To improve this situation, industrial organizations must evolve to become largely proactive cultures in which—rather than reacting to incidents—operational personnel adopt a proactive stance, first predicting and then taking appropriate steps to avoid the occurrence of incidents. This involves cultural, organizational, human and technical elements.

Since in today’s increasingly complex and fast-paced industrial environments simple incidents can rapidly escalate into major incidents, more people have to be able to make the right decisions at the right times. This requires a “production time” perspective, enabled by predictive analytics. Though the concept is not new, the appropriate tools are now available to enable today’s operators to predict and effectively avoid incidents. In concert with appropriate cultural, organizational and human elements, these can play a key role in any critical condition management (CCM) initiative.

Too complex for humans alone

Process manufacturing involves millions of complex compounds with many millions of relationships and related behaviors. In any given instance, plant personnel know only a fraction of these behaviors, positive and negative. Today’s plants and factories are growing larger and becoming increasingly complicated. As a result, operators can easily become overloaded in attempts to search for and analyze the information needed to determine the prevailing state and the root causes of existing problems.

Even as they search for answers, the problem could escalate, negatively impacting production, safety, environment and/or operating profits.

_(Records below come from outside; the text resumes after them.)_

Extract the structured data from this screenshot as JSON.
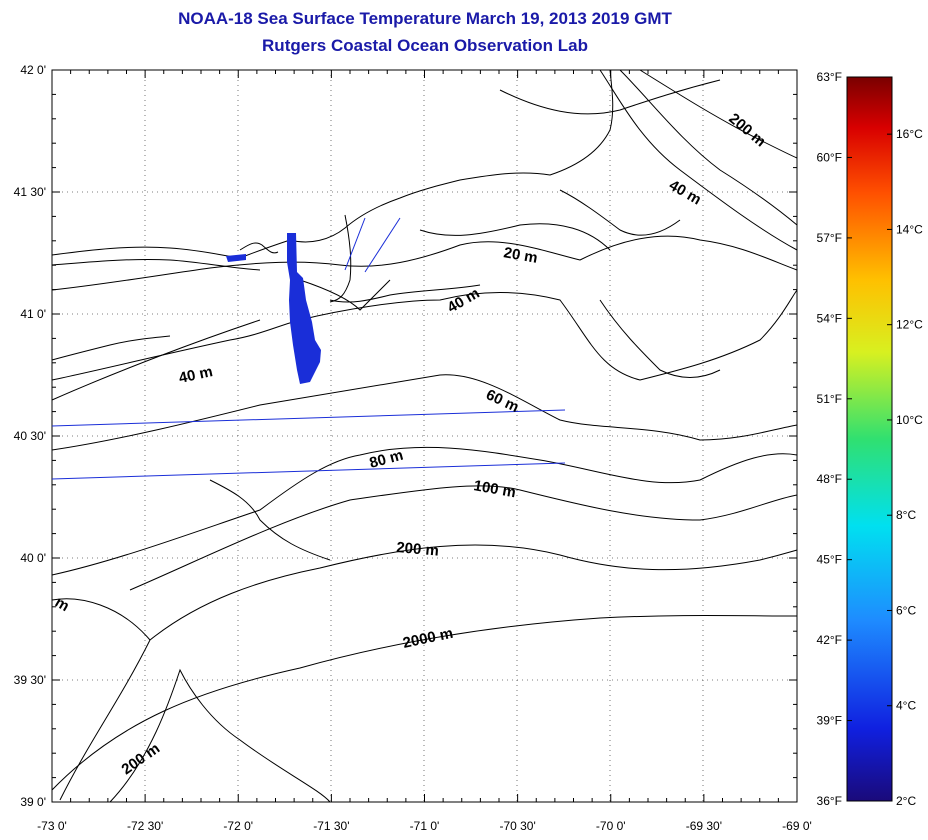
{
  "header": {
    "title": "NOAA-18 Sea Surface Temperature March 19, 2013 2019 GMT",
    "subtitle": "Rutgers Coastal Ocean Observation Lab"
  },
  "map": {
    "lon_range": [
      -73.0,
      -69.0
    ],
    "lat_range": [
      39.0,
      42.0
    ],
    "lon_ticks": [
      "-73 0'",
      "-72 30'",
      "-72 0'",
      "-71 30'",
      "-71 0'",
      "-70 30'",
      "-70 0'",
      "-69 30'",
      "-69 0'"
    ],
    "lat_ticks": [
      "39 0'",
      "39 30'",
      "40 0'",
      "40 30'",
      "41 0'",
      "41 30'",
      "42 0'"
    ],
    "contour_labels": [
      "200 m",
      "40 m",
      "20 m",
      "40 m",
      "40 m",
      "60 m",
      "80 m",
      "100 m",
      "200 m",
      "2000 m",
      "200 m",
      "m"
    ],
    "sst_patch_color": "#1a2ed8",
    "land_outline_color": "#000000",
    "grid_color": "#555555"
  },
  "colorbar": {
    "fahrenheit_labels": [
      "63°F",
      "60°F",
      "57°F",
      "54°F",
      "51°F",
      "48°F",
      "45°F",
      "42°F",
      "39°F",
      "36°F"
    ],
    "celsius_labels": [
      "16°C",
      "14°C",
      "12°C",
      "10°C",
      "8°C",
      "6°C",
      "4°C",
      "2°C"
    ],
    "range_c": [
      2,
      17.2
    ],
    "colors": [
      "#1a0a7a",
      "#1020e0",
      "#1e8cff",
      "#00e0f0",
      "#30e070",
      "#d8f020",
      "#ffc000",
      "#ff5000",
      "#d80000",
      "#7a0000"
    ]
  }
}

In recent decades, companies in the developed economies have invested heavily in operations management applications. As a result, an enormous quantity of data has been accumulated and stored. So much so, in fact, that it is impossible for a human to process manually. Instead, valuable time is consumed searching for an answer through a myriad of information, while the situation in the plant may be going from bad to worse. Clearly, operations management applications alone are not the answer.

Process alarms, usually put in place for safety reasons, represent a limited set of conclusions on very few individual variables, with thresholds set to alert operators to extreme conditions. To minimize nuisance alarms, engineers usually set alarm thresholds at levels that are far from normal operations. As a result, alarms are often not useful for detecting minor deviations from optimum operation or best practices. Alarms also miss many minor problems that become major only after their effects propagate over time.

Most companies have implemented the “best operator” concept, a benchmark that creates a standard for operator performance. But the best operator might be retiring. In the past, we have relied heavily on learned knowledge and intuition. However, because of changing demographics, today’s plants face the dual challenge of not only adding to the understanding of the plant and process dynamics, but also retaining the current understanding.

Solutions

Plant shutdowns and slowdowns are—to a large extent—preventable. The key is to be able to advise the operator of a possible incident in advance and provide guidance as to how to avoid it or, if not avoidable, how to minimize the consequences. This is the realm of today’s emerging incident prediction and avoidance solutions. The time appears to be right for these solutions, which ARC believes could become the industrial “killer app” of the decade.

Though in the past expert systems played a major role in incident prediction solutions, multivariate SPC, principal component analysis (PCA) and conditional logic are emerging as the key technologies in today’s incident prediction and prevention solutions.

Multivariate SPC provides the enabling mechanism for an abnormal situation detection engine. It is used to scour datasets to identify abnormal situations to determine estimated values, deviations, process states and the operating envelope. The goal is to build a principal component model, which is the heart of the incident prediction capability.

Once an incident is predicted, conditional logic based on a deep process and equipment understanding is used to derive root causes, relevant consequences, and appropriate corrective actions.

If we look at an incident in terms of time and severity, we can see that with the reactive approaches of the past, an operator did not become aware of an abnormal situation until an alarm limit had been exceeded, at which time the operator had to make a decision and then take action. While this is happening, the severity of the abnormal situation increases exponentially and the possibility to avoid an incident decreases.

In contrast, with today’s proactive solutions, the probability of an incident can often be determined, the root cause analyzed, and appropriate operator action identified and communicated well before the operator is aware of the possible incident. At the time the operator takes the recommended action, the severity is still low and it is still long before the incident is imminent.